Geronimo'nun eşi ve küçük oğlu

Chiricahua Apache(1829-1909)

Gerenimo Apaçileri Apaçi değerlerine göre şekillendirdi, yönlendirdi.Onlar zorluklara karşı cesaretle göğüs germeyi Gerenimo’yla yeniden buldular.

Chiricahuas’lar mevsimlere göre sık sık yer değiştirirdi.Avcılık ve çiftçilik yapabilecekleri döneme ve yere göre göç yaparlardı.Eğer hiç yiyecek bulamazlarsa sık sık onlara yakın olan başka kabilelere saldırırlardı.Saldırmak ve kendine yapılanın öcünü almak bu bölge kabileleri arasında onurlu bir davranış biçimi sayılırdı.

      Amerika’nın bu bölgelerine beyez  yerleşimcilerin ulaşmasıyla, bu bölgeye de İspanyollar geldi. İspanyollar Hristiyandı ve Kızılderilileri köle olarak görüyorlar ve onlara hıristiyanlığı kabul ettirmek istiyorlardı.Cerenimo’nun genç karısı ve çocuğu ispanyollar tarafından öldürüldü. Ve bir rivayete göre o yapabildiği kadar beyaz öldürmeye yemin etti.

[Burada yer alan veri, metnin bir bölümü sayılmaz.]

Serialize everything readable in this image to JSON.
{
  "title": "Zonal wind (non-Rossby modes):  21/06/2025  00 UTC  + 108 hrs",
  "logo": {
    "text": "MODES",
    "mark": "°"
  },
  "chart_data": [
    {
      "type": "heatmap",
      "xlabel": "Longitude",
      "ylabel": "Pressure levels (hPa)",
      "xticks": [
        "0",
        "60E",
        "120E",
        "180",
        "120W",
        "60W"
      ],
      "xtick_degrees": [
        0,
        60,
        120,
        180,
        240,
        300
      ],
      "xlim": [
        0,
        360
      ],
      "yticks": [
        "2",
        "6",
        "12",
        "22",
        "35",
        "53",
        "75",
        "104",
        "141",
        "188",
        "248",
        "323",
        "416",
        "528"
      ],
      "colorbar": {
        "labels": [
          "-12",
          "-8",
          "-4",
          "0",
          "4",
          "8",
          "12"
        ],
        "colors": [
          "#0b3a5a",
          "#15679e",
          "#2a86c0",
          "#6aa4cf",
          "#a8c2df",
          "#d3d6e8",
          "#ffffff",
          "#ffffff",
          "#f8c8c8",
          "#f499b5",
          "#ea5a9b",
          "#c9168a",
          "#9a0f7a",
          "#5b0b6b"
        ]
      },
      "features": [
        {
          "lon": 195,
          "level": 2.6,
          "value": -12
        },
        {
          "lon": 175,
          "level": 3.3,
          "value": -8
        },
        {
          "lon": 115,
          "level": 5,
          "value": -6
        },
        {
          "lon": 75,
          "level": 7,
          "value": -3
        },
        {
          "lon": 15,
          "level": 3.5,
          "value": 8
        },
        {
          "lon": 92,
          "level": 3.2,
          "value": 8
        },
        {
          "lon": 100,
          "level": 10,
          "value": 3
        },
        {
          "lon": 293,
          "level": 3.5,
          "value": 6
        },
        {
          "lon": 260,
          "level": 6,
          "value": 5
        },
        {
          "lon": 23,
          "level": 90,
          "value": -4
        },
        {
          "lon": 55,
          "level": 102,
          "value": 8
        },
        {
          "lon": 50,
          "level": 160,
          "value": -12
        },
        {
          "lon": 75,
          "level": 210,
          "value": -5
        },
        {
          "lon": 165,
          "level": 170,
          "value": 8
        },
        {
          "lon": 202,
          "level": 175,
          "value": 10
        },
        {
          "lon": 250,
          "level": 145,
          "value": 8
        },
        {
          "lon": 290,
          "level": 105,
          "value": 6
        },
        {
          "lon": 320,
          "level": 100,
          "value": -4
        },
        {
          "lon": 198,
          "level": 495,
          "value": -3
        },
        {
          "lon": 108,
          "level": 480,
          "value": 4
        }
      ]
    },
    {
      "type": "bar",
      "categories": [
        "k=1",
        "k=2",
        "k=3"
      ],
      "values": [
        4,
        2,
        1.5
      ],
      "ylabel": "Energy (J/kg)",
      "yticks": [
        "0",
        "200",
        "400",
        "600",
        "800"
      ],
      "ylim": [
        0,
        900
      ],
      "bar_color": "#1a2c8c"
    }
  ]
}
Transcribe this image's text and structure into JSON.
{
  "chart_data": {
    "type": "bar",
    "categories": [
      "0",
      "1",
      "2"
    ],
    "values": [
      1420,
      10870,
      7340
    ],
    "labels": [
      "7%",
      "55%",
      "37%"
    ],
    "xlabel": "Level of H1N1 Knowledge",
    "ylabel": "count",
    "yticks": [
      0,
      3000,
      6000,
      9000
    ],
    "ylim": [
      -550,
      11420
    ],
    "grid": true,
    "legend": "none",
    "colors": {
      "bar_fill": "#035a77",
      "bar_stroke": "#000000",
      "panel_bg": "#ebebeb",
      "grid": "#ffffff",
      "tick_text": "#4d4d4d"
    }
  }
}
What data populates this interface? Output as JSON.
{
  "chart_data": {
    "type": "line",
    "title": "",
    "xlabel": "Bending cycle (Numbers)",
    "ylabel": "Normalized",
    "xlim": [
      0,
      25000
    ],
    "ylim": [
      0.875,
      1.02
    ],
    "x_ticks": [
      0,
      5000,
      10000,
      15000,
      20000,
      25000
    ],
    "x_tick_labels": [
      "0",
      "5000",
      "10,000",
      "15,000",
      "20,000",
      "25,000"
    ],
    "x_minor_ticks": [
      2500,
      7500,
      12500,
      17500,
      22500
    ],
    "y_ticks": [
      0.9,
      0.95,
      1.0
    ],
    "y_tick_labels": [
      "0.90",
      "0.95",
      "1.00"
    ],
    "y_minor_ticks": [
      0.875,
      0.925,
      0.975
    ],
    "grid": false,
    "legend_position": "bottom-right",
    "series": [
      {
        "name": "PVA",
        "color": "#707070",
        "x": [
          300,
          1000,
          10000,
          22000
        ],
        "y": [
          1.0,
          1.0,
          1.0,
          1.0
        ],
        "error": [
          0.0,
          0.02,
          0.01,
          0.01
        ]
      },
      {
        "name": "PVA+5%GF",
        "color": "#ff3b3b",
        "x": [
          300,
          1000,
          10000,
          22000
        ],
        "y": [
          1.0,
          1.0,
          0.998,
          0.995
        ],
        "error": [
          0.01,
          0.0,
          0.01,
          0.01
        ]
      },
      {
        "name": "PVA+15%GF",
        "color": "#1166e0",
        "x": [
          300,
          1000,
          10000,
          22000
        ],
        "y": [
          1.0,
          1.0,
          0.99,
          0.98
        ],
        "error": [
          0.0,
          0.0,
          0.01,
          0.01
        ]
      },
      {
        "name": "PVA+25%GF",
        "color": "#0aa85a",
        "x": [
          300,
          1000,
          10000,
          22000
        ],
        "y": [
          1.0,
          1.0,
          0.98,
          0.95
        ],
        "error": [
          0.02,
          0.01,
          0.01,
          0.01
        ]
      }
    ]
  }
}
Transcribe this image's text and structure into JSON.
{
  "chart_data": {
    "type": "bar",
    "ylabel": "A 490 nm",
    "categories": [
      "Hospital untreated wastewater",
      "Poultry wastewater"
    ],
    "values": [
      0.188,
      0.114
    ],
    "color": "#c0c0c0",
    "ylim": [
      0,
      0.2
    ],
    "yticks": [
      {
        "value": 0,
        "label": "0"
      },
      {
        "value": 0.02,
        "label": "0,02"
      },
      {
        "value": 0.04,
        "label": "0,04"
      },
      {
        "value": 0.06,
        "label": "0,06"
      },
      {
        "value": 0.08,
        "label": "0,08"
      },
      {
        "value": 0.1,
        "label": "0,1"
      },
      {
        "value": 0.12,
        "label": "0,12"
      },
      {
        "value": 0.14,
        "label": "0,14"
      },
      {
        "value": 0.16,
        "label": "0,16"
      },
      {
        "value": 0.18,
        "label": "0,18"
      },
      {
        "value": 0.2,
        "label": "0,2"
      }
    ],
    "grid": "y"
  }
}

       1876’da Amerika Ordusu  Chiricahua’ları bir kızılderili kampına taşımayı denedi .Fakat Gerenimo Meksika’ya kaçtı.O beyazlar tarafından korku saçan bir Apaçi olarak tanıtıldı.Yaptığı şeyler abartılı bir biçimde yansıtıldı.Askerler onu yakalaya bilmek için çok büyük mücadeleler verdiler.Mücadelenin son 5 ayında 5000 asker ve 500 keşifci izlerini takip ederek Gerenimoya ve kampına ulaştı. O ve adamları teslim olmaya zorlandılar.Ve sonunda yakalandı Arizona’ya geri gitmeyi umdu ama Gerenimo ve adamları Florida St. Augustine’ye nakledildi. Nakledildikleri yerde çoğu sıtma ve tüberkülozdan öldü.

     Gerenimo bir daha büyük bir aşkla sevdiği topraklarını göremedi.Arizona’da yıllar sonra federal hükümetin hapsettiği kampta bir mahkum olarak öldü.